Here are the key highlights of the report:
- Global oil supply rose in March by 450 kb/d to 99.1 mb/d, led by non-OPEC+. Russian oil supply is expected to fall by 1.5 mb/d in April, with shut-ins projected to accelerate to around 3 mb/d from May. Despite the disruption to Russian oil supplies, lower demand expectations, steady output increases from OPEC+ members along with the US and other non-OPEC+ countries, and massive stock releases from IEA member countries should prevent a sharp deficit from developing.

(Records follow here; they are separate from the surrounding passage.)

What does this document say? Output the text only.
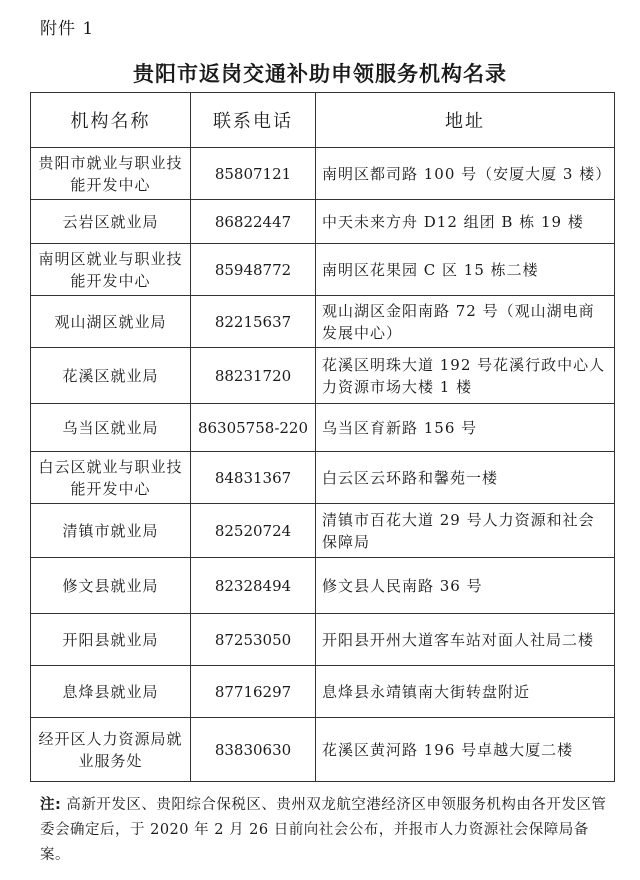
附件 1
贵阳市返岗交通补助申领服务机构名录
机构名称	联系电话	地址
贵阳市就业与职业技能开发中心	85807121	南明区都司路 100 号（安厦大厦 3 楼）
云岩区就业局	86822447	中天未来方舟 D12 组团 B 栋 19 楼
南明区就业与职业技能开发中心	85948772	南明区花果园 C 区 15 栋二楼
观山湖区就业局	82215637	观山湖区金阳南路 72 号（观山湖电商发展中心）
花溪区就业局	88231720	花溪区明珠大道 192 号花溪行政中心人力资源市场大楼 1 楼
乌当区就业局	86305758-220	乌当区育新路 156 号
白云区就业与职业技能开发中心	84831367	白云区云环路和馨苑一楼
清镇市就业局	82520724	清镇市百花大道 29 号人力资源和社会保障局
修文县就业局	82328494	修文县人民南路 36 号
开阳县就业局	87253050	开阳县开州大道客车站对面人社局二楼
息烽县就业局	87716297	息烽县永靖镇南大街转盘附近
经开区人力资源局就业服务处	83830630	花溪区黄河路 196 号卓越大厦二楼
注: 高新开发区、贵阳综合保税区、贵州双龙航空港经济区申领服务机构由各开发区管委会确定后，于 2020 年 2 月 26 日前向社会公布，并报市人力资源社会保障局备案。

- Global refinery throughputs are forecast to increase by 4.4 mb/d from April to August due to new capacity and normal seasonal gains. This would allow product inventories to see the first build in two years, offering some respite to the tight market. Overall, 2022 runs are forecast to gain 3 mb/d y-o-y, but will remain below 2017 levels.
- Global oil inventories have decreased for 14 consecutive months, with February stocks 714 mb below the end-2020 level and OECD countries accounting for 70% of the decline. OECD total industry stocks fell by 42.2 mb to 2 611 mb in February, nearly double the seasonal trend. Preliminary data show a build in OECD industry stocks of 8.8 mb for March.
- Futures prices for ICE Brent were trading at around $104/bbl as this Report went to print, down nearly $10/bbl following IEA collective stock release actions and a massive US release from the strategic petroleum reserve. Benchmark crude prices are now back to near pre-invasion levels but remain troublingly high and are a serious threat for the global economic outlook.